Munsterlanders are multi-purpose gundogs, also being used in field trials and in the show-ring. They have fantastic staying power and work well on both land and in water.
As puppies ensure the breeder's diet sheet is followed and do not be tempted to spoil them as they will become finicky eaters. Little and often is the key for successful feeding of Munsterlanders.
The Large Munsterlander has a life expectancy of 12 to 13 years, while the Small Munsterland can live to 13 or 14 years of age.
8 puppies is the average size of litter but they have been known to have 14 to 17!
The Large Munsterlanders are well-proportioned dogs who carry themselves with pride. They are well-balanced and have a free and easy, long striding movement with drive. Their coats are flowing and dense with a good deal of feathering on the legs and tail. Their smaller relations are more setter-like, but in all other aspects, apart from colouration, are similar in appearance.
The Small Munsterlander bitch stands 52 to 56 cms at the withers, the dog 50 to 56cms, whilst the Large Munsterlander bitch stands 58 to 63cms,the dog 60 to 65cms. There are no set guidelines given for their weight.
There There are very little health problems in this breed and the breed club's insistence on screening for hereditary cataracts suggest the ailment is well controlled.
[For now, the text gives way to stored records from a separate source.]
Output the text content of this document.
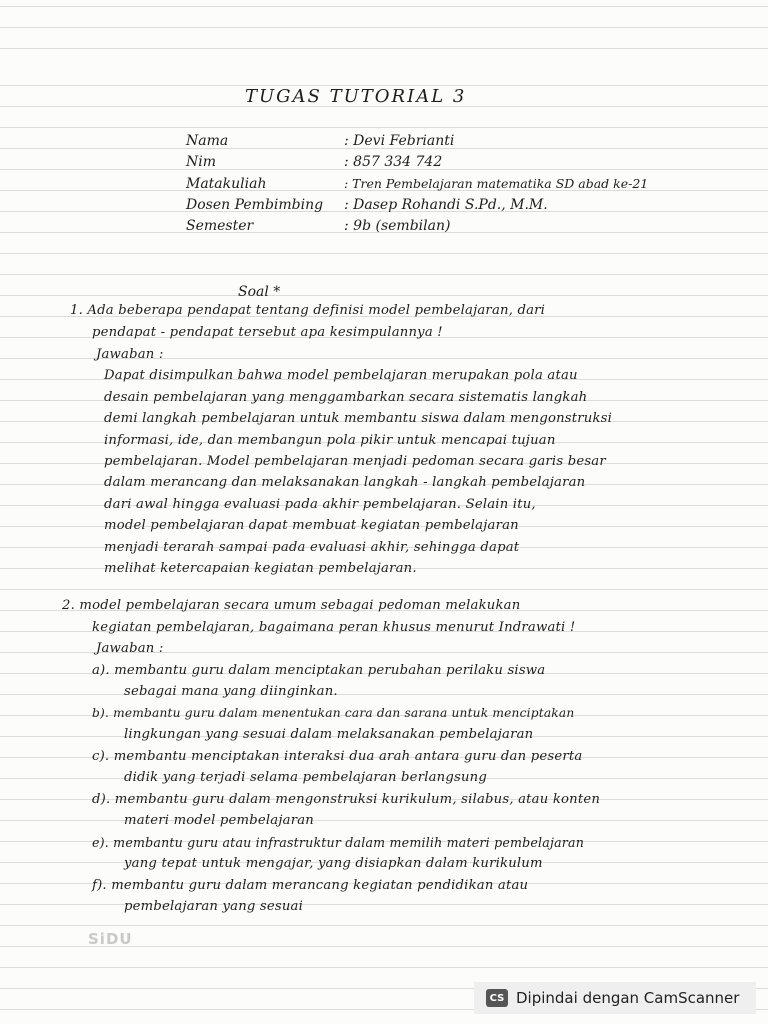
TUGAS TUTORIAL 3
Nama	: Devi Febrianti
Nim	: 857 334 742
Matakuliah	: Tren Pembelajaran matematika SD abad ke-21
Dosen Pembimbing : Dasep Rohandi S.Pd., M.M.
Semester	: 9b (sembilan)
Soal *
1. Ada beberapa pendapat tentang definisi model pembelajaran, dari
pendapat - pendapat tersebut apa kesimpulannya !
Jawaban :
Dapat disimpulkan bahwa model pembelajaran merupakan pola atau
desain pembelajaran yang menggambarkan secara sistematis langkah
demi langkah pembelajaran untuk membantu siswa dalam mengonstruksi
informasi, ide, dan membangun pola pikir untuk mencapai tujuan
pembelajaran. Model pembelajaran menjadi pedoman secara garis besar
dalam merancang dan melaksanakan langkah - langkah pembelajaran
dari awal hingga evaluasi pada akhir pembelajaran. Selain itu,
model pembelajaran dapat membuat kegiatan pembelajaran
menjadi terarah sampai pada evaluasi akhir, sehingga dapat
melihat ketercapaian kegiatan pembelajaran.
2. model pembelajaran secara umum sebagai pedoman melakukan
kegiatan pembelajaran, bagaimana peran khusus menurut Indrawati !
Jawaban :
a). membantu guru dalam menciptakan perubahan perilaku siswa
sebagai mana yang diinginkan.
b). membantu guru dalam menentukan cara dan sarana untuk menciptakan
lingkungan yang sesuai dalam melaksanakan pembelajaran
c). membantu menciptakan interaksi dua arah antara guru dan peserta
didik yang terjadi selama pembelajaran berlangsung
d). membantu guru dalam mengonstruksi kurikulum, silabus, atau konten
materi model pembelajaran
e). membantu guru atau infrastruktur dalam memilih materi pembelajaran
yang tepat untuk mengajar, yang disiapkan dalam kurikulum
f). membantu guru dalam merancang kegiatan pendidikan atau
pembelajaran yang sesuai
SiDU
CS Dipindai dengan CamScanner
Although there are incidents of hip dysplasia, the x-ray scores are quite low and therefore very promising. The breed is not prone to any other disorders.
In the 1800's bird dogs in Germany came in all shapes, sizes and coat colours. In the latter part of the 19th century, because of the growing interest in the individual breeds, the different types were all separated. When the German Long-Haired Pointer Club drew up its standards, for some reason, the only colour allowed was liver and white. Litters with all colourations were produced and the black and white puppies, many with excellent blood lines, were given away to farmers and hunters from the Munster area in Germany. Colour did not matter to them and, so these puppies were bred, possibly bringing in other breeds, e.g. spaniel or setter types, until in 1919 the Large Munsterlander was given recognition in his own right to differentiate him from the smaller version.
Both large and small are bright and keen and therefore relatively easy to train, wanting to please their owners at all costs. They can, however, be dominant and therefore need consistency in handling or they can become almost unmangeable.
The Small Munsterlander is now declassified in the Kennel Club of Great Britain's breed standards. All pigmentation should be black. The head should be sufficiently broad and rounded with no pronounced occiput or stop. The teeth should be well-developed with a regular scissor bite. The eyes are intelligent, medium-sized and dark brown. The ears should be broad and set on high, lying flat and close to the head. The neck should be strong and muscular, slightly arched and join onto well laid back shoulders. The back should be short-coupled, firm and strong, slightly higher at the shoulders, sloping smoothly to the croup and tail, with well-spring ribs. The front legs should be straight with strong pasterns and the hind legs well muscled with well let down hocks. Dew claws should be removed. The feet should be tight, moderately round and well knuckled with dense hair between the toes. The tail should be well set on in line with the back and well feathered. It should be carried horizontally or curved slightly upwards. Docking of the tip of the tail is optional.
Munsterlanders are primarily field sports dogs but will adapt quite readily to family life as long as they are given plenty of exercise. They love water therefore care must be taken to ensure their safety when they are running loose. They make super companions for active people, being content either to work or play.
These are lovable and affectionate dogs who bond well with the family. There will be no problems whatsoever mixing them with other dogs and pets. The majority of them love and have great patience with children. Munsters will, however, act as watch dogs when necessary. They can be quite vocal, especially after having been left and love to bring you 'presents' on your return home, or alternatively greet you with your slippers or newspaper! They are brave, eager to work and have a very gentle nature, wanting to please at all times. They do however need owners who will spend a lot of time and give plenty affection to them. They give the impression that they totally enjoy life and want their owners to do the same!
Munsterlanders require little in the way of grooming, a weekly comb and brush over will suffice. Their feathering on the ears, front and hind legs and tail will need the occasional tidying up. Excess hair between the pads on the feet should be trimmed when necessary. They are dogs who enjoy all types of weather so be warned, mud and dirt can be a problem!